The False Promise of Green Energy, Morriss, Bogart, Meiners & Dorchak, Cato Institute (2011).

One line of attack on the “green energy” agenda is to question its primary rationale, namely the theory that catastrophic global warming will result unless human-caused emissions of carbon dioxide and other greenhouse gases are drastically reduced.

This book tackles a different question: Assuming that global warming due to carbon emissions might be a problem, is the green energy agenda well designed to achieve the environmental and economic benefits that have been attributed to it?

The authors are four academics (three being economists and/or attorneys) who describe themselves as “professional skeptics.”  And they do a workmanlike job of questioning the logic and integrity of green energy from various angles.

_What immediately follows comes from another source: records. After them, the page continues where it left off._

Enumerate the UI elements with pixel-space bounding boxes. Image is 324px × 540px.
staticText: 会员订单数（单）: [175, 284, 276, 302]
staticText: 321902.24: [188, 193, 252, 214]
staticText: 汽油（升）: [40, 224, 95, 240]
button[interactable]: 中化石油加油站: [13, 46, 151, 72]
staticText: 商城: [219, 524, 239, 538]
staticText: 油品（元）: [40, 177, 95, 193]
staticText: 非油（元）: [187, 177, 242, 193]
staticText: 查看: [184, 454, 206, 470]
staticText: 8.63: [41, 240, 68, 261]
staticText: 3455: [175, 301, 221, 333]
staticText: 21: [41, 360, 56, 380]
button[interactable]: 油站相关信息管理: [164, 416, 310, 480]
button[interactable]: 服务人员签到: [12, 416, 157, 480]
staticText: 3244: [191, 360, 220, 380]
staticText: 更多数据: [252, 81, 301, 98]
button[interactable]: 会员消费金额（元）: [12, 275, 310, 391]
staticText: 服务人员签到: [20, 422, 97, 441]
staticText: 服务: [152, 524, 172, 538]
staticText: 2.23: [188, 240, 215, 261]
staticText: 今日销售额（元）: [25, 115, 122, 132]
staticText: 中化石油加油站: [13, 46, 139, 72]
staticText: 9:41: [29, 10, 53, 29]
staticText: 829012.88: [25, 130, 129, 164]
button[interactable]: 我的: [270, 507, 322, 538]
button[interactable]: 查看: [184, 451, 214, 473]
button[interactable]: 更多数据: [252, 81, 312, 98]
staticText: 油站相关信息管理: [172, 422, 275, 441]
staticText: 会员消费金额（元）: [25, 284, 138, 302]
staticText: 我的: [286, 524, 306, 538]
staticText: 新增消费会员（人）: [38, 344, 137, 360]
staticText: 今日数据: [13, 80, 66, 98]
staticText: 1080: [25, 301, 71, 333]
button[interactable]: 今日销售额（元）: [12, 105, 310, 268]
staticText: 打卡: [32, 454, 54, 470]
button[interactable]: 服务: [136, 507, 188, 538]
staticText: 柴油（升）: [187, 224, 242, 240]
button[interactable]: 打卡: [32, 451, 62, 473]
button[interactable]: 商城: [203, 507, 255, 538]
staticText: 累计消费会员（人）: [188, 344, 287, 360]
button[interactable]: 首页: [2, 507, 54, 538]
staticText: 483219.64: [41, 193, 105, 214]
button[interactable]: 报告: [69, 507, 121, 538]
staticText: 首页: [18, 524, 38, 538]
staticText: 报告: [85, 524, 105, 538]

Those who have followed the debate about this subject will be familiar with many of the points. The technical feasibility of a rapid transition to solar and wind power has been vastly exaggerated, while the cost estimates are correspondingly understated. Some environmentalists view nuclear power as “green” because it has the potential of reducing carbon emissions, while others will oppose it to their dying breath.  There are numerous environmental objections to the government-supported ethanol program.  There is no common definition of the green jobs that are promised, and forecasts are typically expressed on a gross basis (without subtracting jobs that would be eliminated, e.g., in the fossil fuel industries and in industrial operations that would leave the country as the result of higher US power costs.)  Some analysts would count jobs in regulatory compliance areas as a benefit, when they actually represent an economic cost.  Claims that green jobs will necessarily provide highly paid, agreeable employment are not credible.  Barring the creation of trade barriers, most wind power or solar power equipment would be produced in Asia or Europe versus the US.  Etc.   

It is nice to have an authoritative source to cite, with a logically organized series of chapters and a handy dandy index.  And some of the conceptual points are novel, e.g., selective optimism about technological progress in the future (assumed for green energy operations, ignored for traditional energy operations), and repeated demonstration of the Baptist and bootleggers syndrome (people with very different objectives closing ranks to support Sunday closing laws).  It is amazing how ready green energy advocates are to trade the taken-for-granted benefits of a free market economy for their vision of what life on earth should be like (e.g., small pastoral communities, locally grown food, no more Wal-Mart).

However, who is the audience?  For right wing think tanks and academics, the book is preaching to the converted.  Left wing think tanks and academics will not read it.  Corporate employees will tend to do whatever suits their own interests. 

The authors suggest that the general public could use the book as a source of green energy questions (30 questions are listed in the concluding chapter) for candidates for elective office, but will this work?  The material is too involved, diverse and sophisticated for the average reader to absorb and remember.  Also, direct contact between the voters and politicians on policy issues is increasingly infrequent, and written communications from voters are recapped without much reflection on the content unless the sender is seen as potential source of campaign cash.

So if green energy is indeed an expensive, ill-conceived experiment in social engineering, as the authors argue, a simpler, more straightforward formulation of the issue may be needed to combat it.